The weekly paper Hetq, published since September 2009, citing financial reasons, has ceased being printed.
“What a pity, we were unable to survive in the Armenian print media market,” said Hetq chief editor Edik Baghdasaryan.
One of the reasons for the financial troubles, said the editor, was the lack of advertising, which was due to the paper’s content.
“Since there were no political intrigues or interviews with politicians in our articles (they generally weren’t political, but were about regional and social issues), advertisers weren’t as interested,” he said.
The weekly subsisted on subscriptions, which, however, couldn’t cover the cost of printing. Out of Hetq’s 1,000 copies, 800 were sold.
“There were offers of money from different places, but we didn’t want to publish the paper with someone els’s money — we wouldn’t been able to keep the paper this way, but we didn’t want to. We don’t need investments by clan-like, political forces,” said Baghdasaryan.

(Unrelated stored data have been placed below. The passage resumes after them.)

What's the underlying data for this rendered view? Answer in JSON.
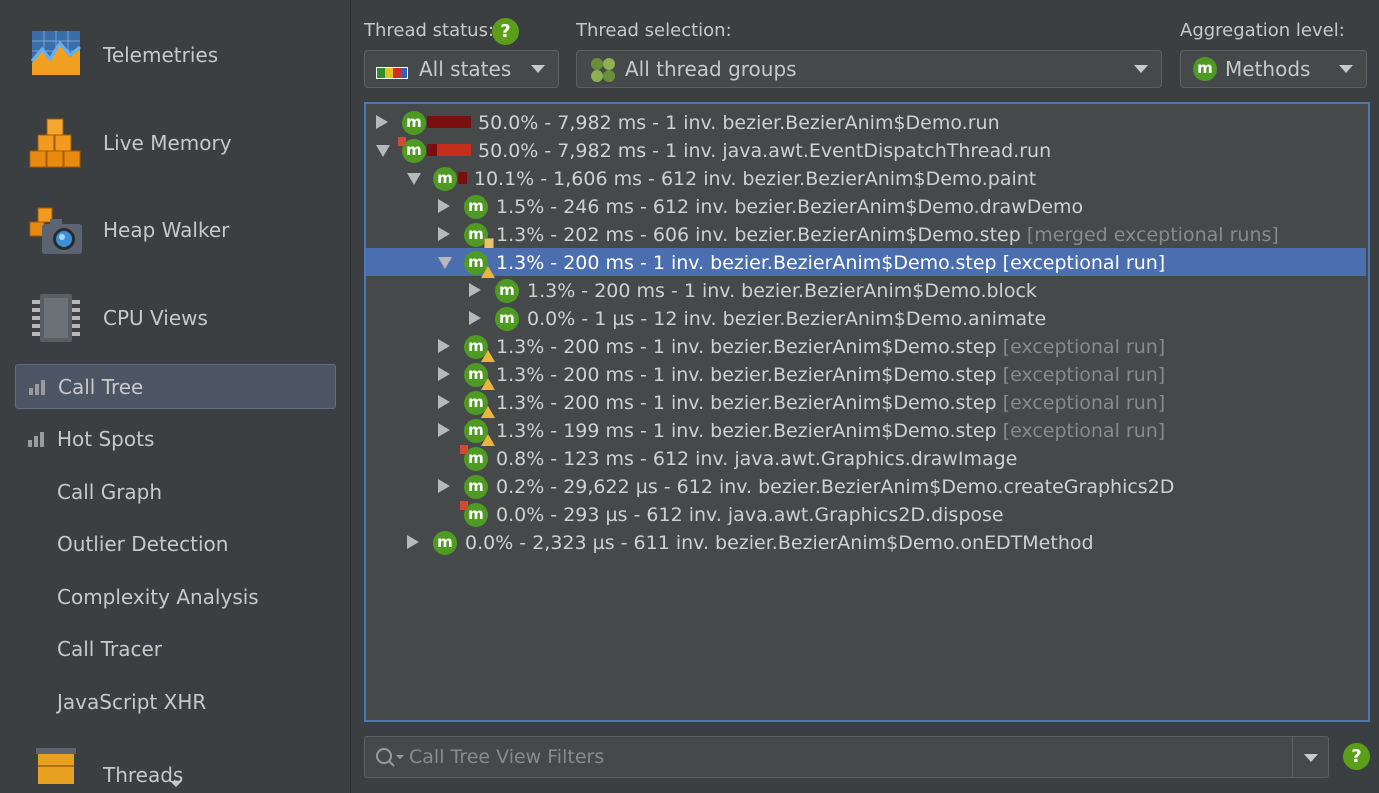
{
  "sidebar": {
    "big_items": [
      {
        "label": "Telemetries",
        "icon": "telemetries-icon"
      },
      {
        "label": "Live Memory",
        "icon": "live-memory-icon"
      },
      {
        "label": "Heap Walker",
        "icon": "heap-walker-icon"
      },
      {
        "label": "CPU Views",
        "icon": "cpu-views-icon"
      }
    ],
    "sub_items": [
      {
        "label": "Call Tree",
        "selected": true
      },
      {
        "label": "Hot Spots"
      },
      {
        "label": "Call Graph"
      },
      {
        "label": "Outlier Detection"
      },
      {
        "label": "Complexity Analysis"
      },
      {
        "label": "Call Tracer"
      },
      {
        "label": "JavaScript XHR"
      }
    ],
    "threads_label": "Threads"
  },
  "toolbar": {
    "thread_status_label": "Thread status:",
    "thread_status_value": "All states",
    "thread_selection_label": "Thread selection:",
    "thread_selection_value": "All thread groups",
    "aggregation_label": "Aggregation level:",
    "aggregation_value": "Methods",
    "help_glyph": "?",
    "method_glyph": "m"
  },
  "tree": {
    "rows": [
      {
        "depth": 0,
        "state": "collapsed",
        "icon": "method-icon",
        "bar": 0.5,
        "text": "50.0% - 7,982 ms - 1 inv. bezier.BezierAnim$Demo.run",
        "extra": ""
      },
      {
        "depth": 0,
        "state": "expanded",
        "icon": "method-icon",
        "corner": true,
        "bar": 0.5,
        "text": "50.0% - 7,982 ms - 1 inv. java.awt.EventDispatchThread.run",
        "extra": ""
      },
      {
        "depth": 1,
        "state": "expanded",
        "icon": "method-icon",
        "bar": 0.101,
        "text": "10.1% - 1,606 ms - 612 inv. bezier.BezierAnim$Demo.paint",
        "extra": ""
      },
      {
        "depth": 2,
        "state": "collapsed",
        "icon": "method-icon",
        "text": "1.5% - 246 ms - 612 inv. bezier.BezierAnim$Demo.drawDemo",
        "extra": ""
      },
      {
        "depth": 2,
        "state": "collapsed",
        "icon": "method-icon",
        "merged": true,
        "text": "1.3% - 202 ms - 606 inv. bezier.BezierAnim$Demo.step",
        "extra": "[merged exceptional runs]"
      },
      {
        "depth": 2,
        "state": "expanded",
        "icon": "method-icon",
        "warn": true,
        "selected": true,
        "text": "1.3% - 200 ms - 1 inv. bezier.BezierAnim$Demo.step",
        "extra": "[exceptional run]"
      },
      {
        "depth": 3,
        "state": "collapsed",
        "icon": "method-icon",
        "text": "1.3% - 200 ms - 1 inv. bezier.BezierAnim$Demo.block",
        "extra": ""
      },
      {
        "depth": 3,
        "state": "collapsed",
        "icon": "method-icon",
        "text": "0.0% - 1 µs - 12 inv. bezier.BezierAnim$Demo.animate",
        "extra": ""
      },
      {
        "depth": 2,
        "state": "collapsed",
        "icon": "method-icon",
        "warn": true,
        "text": "1.3% - 200 ms - 1 inv. bezier.BezierAnim$Demo.step",
        "extra": "[exceptional run]"
      },
      {
        "depth": 2,
        "state": "collapsed",
        "icon": "method-icon",
        "warn": true,
        "text": "1.3% - 200 ms - 1 inv. bezier.BezierAnim$Demo.step",
        "extra": "[exceptional run]"
      },
      {
        "depth": 2,
        "state": "collapsed",
        "icon": "method-icon",
        "warn": true,
        "text": "1.3% - 200 ms - 1 inv. bezier.BezierAnim$Demo.step",
        "extra": "[exceptional run]"
      },
      {
        "depth": 2,
        "state": "collapsed",
        "icon": "method-icon",
        "warn": true,
        "text": "1.3% - 199 ms - 1 inv. bezier.BezierAnim$Demo.step",
        "extra": "[exceptional run]"
      },
      {
        "depth": 2,
        "state": "leaf",
        "icon": "method-icon",
        "corner": true,
        "text": "0.8% - 123 ms - 612 inv. java.awt.Graphics.drawImage",
        "extra": ""
      },
      {
        "depth": 2,
        "state": "collapsed",
        "icon": "method-icon",
        "text": "0.2% - 29,622 µs - 612 inv. bezier.BezierAnim$Demo.createGraphics2D",
        "extra": ""
      },
      {
        "depth": 2,
        "state": "leaf",
        "icon": "method-icon",
        "corner": true,
        "text": "0.0% - 293 µs - 612 inv. java.awt.Graphics2D.dispose",
        "extra": ""
      },
      {
        "depth": 1,
        "state": "collapsed",
        "icon": "method-icon",
        "text": "0.0% - 2,323 µs - 611 inv. bezier.BezierAnim$Demo.onEDTMethod",
        "extra": ""
      }
    ]
  },
  "filter": {
    "placeholder": "Call Tree View Filters"
  },
  "colors": {
    "accent": "#4b6eaf",
    "method_icon": "#4f9a22",
    "bar_dark": "#7a0f0f",
    "bar_red": "#c42e1c"
  }
}
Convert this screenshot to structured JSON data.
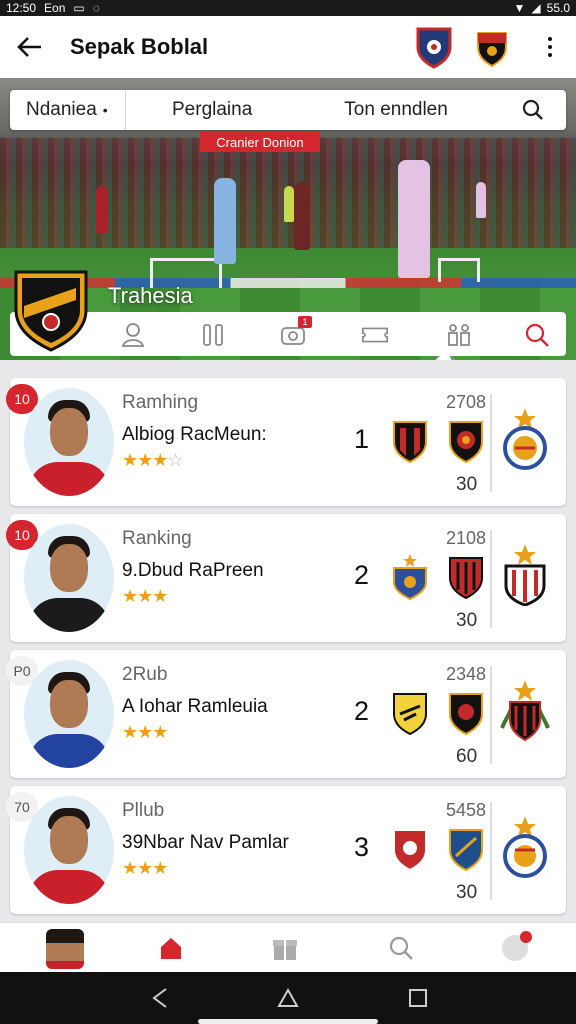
{
  "status_bar": {
    "time": "12:50",
    "carrier": "Eon",
    "battery": "55.0"
  },
  "app_bar": {
    "title": "Sepak Boblal",
    "back_icon": "arrow-left-icon",
    "more_icon": "more-vertical-icon"
  },
  "hero": {
    "tabs": [
      "Ndaniea",
      "Perglaina",
      "Ton enndlen"
    ],
    "active_tab_marker": "•",
    "banner": "Cranier Donion",
    "team_name": "Trahesia",
    "tab_icons": [
      "person-icon",
      "columns-icon",
      "camera-icon",
      "ticket-icon",
      "figure-icon",
      "search-icon"
    ],
    "notif_count": "1"
  },
  "cards": [
    {
      "badge": "10",
      "badge_style": "red",
      "category": "Ramhing",
      "name": "Albiog RacMeun:",
      "stars": 2.5,
      "rank": "1",
      "top_value": "2708",
      "bottom_value": "30",
      "shirt": "#c9202c"
    },
    {
      "badge": "10",
      "badge_style": "red",
      "category": "Ranking",
      "name": "9.Dbud RaPreen",
      "stars": 3,
      "rank": "2",
      "top_value": "2108",
      "bottom_value": "30",
      "shirt": "#1b1b1b"
    },
    {
      "badge": "P0",
      "badge_style": "plain",
      "category": "2Rub",
      "name": "A Iohar Ramleuia",
      "stars": 3,
      "rank": "2",
      "top_value": "2348",
      "bottom_value": "60",
      "shirt": "#2244a0"
    },
    {
      "badge": "70",
      "badge_style": "plain",
      "category": "Pllub",
      "name": "39Nbar Nav Pamlar",
      "stars": 3,
      "rank": "3",
      "top_value": "5458",
      "bottom_value": "30",
      "shirt": "#c9202c"
    }
  ],
  "bottom_nav": [
    "profile-avatar",
    "home-icon",
    "gift-icon",
    "search-icon",
    "notification-icon"
  ],
  "colors": {
    "accent": "#d3262e",
    "star": "#e8a21a"
  }
}
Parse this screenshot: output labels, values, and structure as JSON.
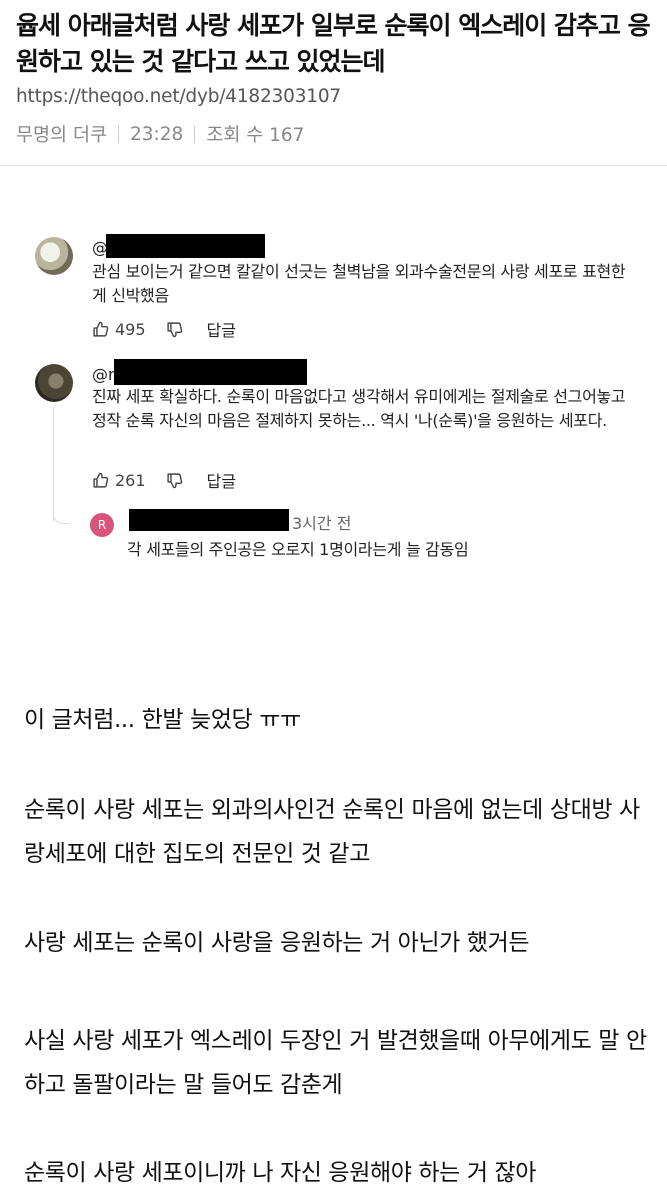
{
  "post": {
    "title": "윱세 아래글처럼 사랑 세포가 일부로 순록이 엑스레이 감추고 응원하고 있는 것 같다고 쓰고 있었는데",
    "url": "https://theqoo.net/dyb/4182303107",
    "author": "무명의 더쿠",
    "time": "23:28",
    "views": "조회 수 167"
  },
  "comments": [
    {
      "handle": "@",
      "text": "관심 보이는거 같으면 칼같이 선긋는 철벽남을 외과수술전문의 사랑 세포로 표현한게 신박했음",
      "likes": "495",
      "reply_label": "답글"
    },
    {
      "handle": "@r",
      "text": "진짜 세포 확실하다. 순록이 마음없다고 생각해서 유미에게는 절제술로 선그어놓고 정작 순록 자신의 마음은 절제하지 못하는... 역시 '나(순록)'을 응원하는 세포다.",
      "likes": "261",
      "reply_label": "답글",
      "reply": {
        "avatar_letter": "R",
        "time": "3시간 전",
        "text": "각 세포들의 주인공은 오로지 1명이라는게 늘 감동임"
      }
    }
  ],
  "body": [
    "이 글처럼... 한발 늦었당 ㅠㅠ",
    "순록이 사랑 세포는 외과의사인건 순록인 마음에 없는데 상대방 사랑세포에 대한 집도의 전문인 것 같고",
    "사랑 세포는 순록이 사랑을 응원하는 거 아닌가 했거든",
    "사실 사랑 세포가 엑스레이 두장인 거 발견했을때 아무에게도 말 안하고 돌팔이라는 말 들어도 감춘게",
    "순록이 사랑 세포이니까 나 자신 응원해야 하는 거 잖아"
  ]
}
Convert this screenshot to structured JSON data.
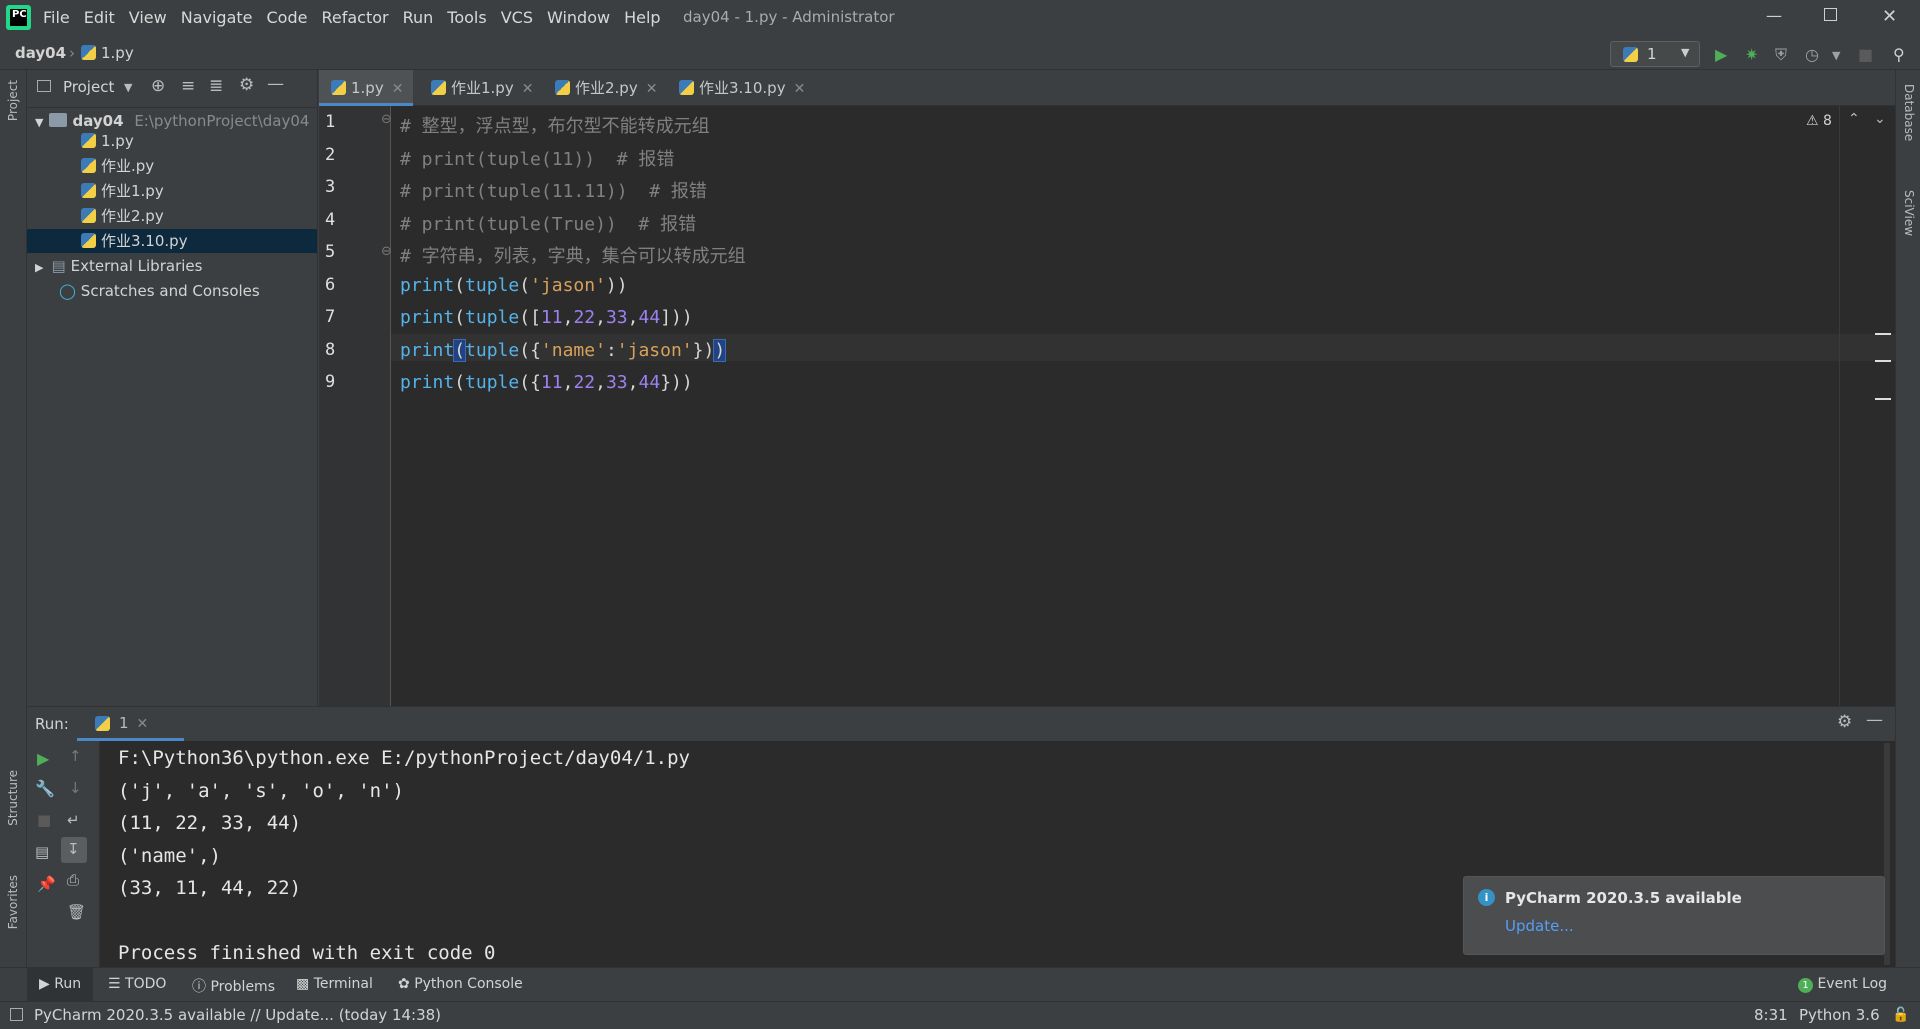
{
  "window": {
    "title": "day04 - 1.py - Administrator"
  },
  "menu": [
    "File",
    "Edit",
    "View",
    "Navigate",
    "Code",
    "Refactor",
    "Run",
    "Tools",
    "VCS",
    "Window",
    "Help"
  ],
  "breadcrumb": {
    "project": "day04",
    "file": "1.py"
  },
  "run_config": {
    "label": "1"
  },
  "project_panel": {
    "title": "Project",
    "root": {
      "name": "day04",
      "path": "E:\\pythonProject\\day04"
    },
    "files": [
      "1.py",
      "作业.py",
      "作业1.py",
      "作业2.py",
      "作业3.10.py"
    ],
    "selected": "作业3.10.py",
    "external": "External Libraries",
    "scratches": "Scratches and Consoles"
  },
  "tabs": [
    {
      "label": "1.py",
      "active": true
    },
    {
      "label": "作业1.py"
    },
    {
      "label": "作业2.py"
    },
    {
      "label": "作业3.10.py"
    }
  ],
  "editor": {
    "warnings": "8",
    "lines": [
      {
        "n": "1",
        "text": "# 整型，浮点型，布尔型不能转成元组"
      },
      {
        "n": "2",
        "text": "# print(tuple(11))  # 报错"
      },
      {
        "n": "3",
        "text": "# print(tuple(11.11))  # 报错"
      },
      {
        "n": "4",
        "text": "# print(tuple(True))  # 报错"
      },
      {
        "n": "5",
        "text": "# 字符串，列表，字典，集合可以转成元组"
      },
      {
        "n": "6",
        "text": "print(tuple('jason'))"
      },
      {
        "n": "7",
        "text": "print(tuple([11,22,33,44]))"
      },
      {
        "n": "8",
        "text": "print(tuple({'name':'jason'}))"
      },
      {
        "n": "9",
        "text": "print(tuple({11,22,33,44}))"
      }
    ]
  },
  "run_panel": {
    "label": "Run:",
    "tab": "1",
    "output": [
      "F:\\Python36\\python.exe E:/pythonProject/day04/1.py",
      "('j', 'a', 's', 'o', 'n')",
      "(11, 22, 33, 44)",
      "('name',)",
      "(33, 11, 44, 22)",
      "",
      "Process finished with exit code 0"
    ]
  },
  "notification": {
    "title": "PyCharm 2020.3.5 available",
    "link": "Update..."
  },
  "bottom_tools": [
    "Run",
    "TODO",
    "Problems",
    "Terminal",
    "Python Console"
  ],
  "event_log": "Event Log",
  "side_labels": {
    "project": "Project",
    "structure": "Structure",
    "favorites": "Favorites",
    "database": "Database",
    "sciview": "SciView"
  },
  "status": {
    "message": "PyCharm 2020.3.5 available // Update... (today 14:38)",
    "position": "8:31",
    "interpreter": "Python 3.6"
  },
  "colors": {
    "accent": "#4a88c7",
    "run_green": "#4fae58",
    "link": "#589df6"
  }
}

The Hetq editor finds that the state of print media in Armenia is generally getting worse, as the advertising industry is politicized and often it is through political decisions that ads are placed in this or that media.
Currently Hetq is focusing its efforts on its online version, attempting to make use of opportunities in new media.
In media expert Samvel Martirosyan’s opinion, the reason Hetq’s print version ceased publishing is that political party–affiliated newspapers in Armenia have established the nature of print media and the reader can’t grasp any other kind of newspaper.
“Newspapers today are confronted with the issue of operating through self-financing and having a business model,” he said.
The media expert finds that newspapers also have an issue of audience, one which is decreasing as youth don’t read newspapers.
In his words, considering all the current issues, it can be assumed that print media won’t last long as objective media.
“Purely print papers will be able to survive only through subsidies from a source and falling under the influence emanating from this,” he said.
In Martirosyan’s opinion, a portion of newspapers will also offer an online version, a portion will continue to receive funding from political sponsors and continue to print, slowly losing its readership, and another portion will shut down.
Yerevan Press Club President Boris Navasardyan is likewise pessimistic toward the future of newsprint.
“Since in Armenia newspapers are mainly read by socially and politically active individuals and it came to be that it’s this segment that chiefly uses the internet, print media began to be confronted with the issue of its main readership moving to the internet,” he said.
Navasardyan considers the main challenges of Armenia’s newspapers today to be keeping their audience.
He finds that moving from newspapers to internet is a move that is very difficult to circumvent in any way in Armenia since people confronted with difficult economic and other problems in the mid-90s lost their habit of reading papers, which even in today’s conditions is nearly impossible to recover.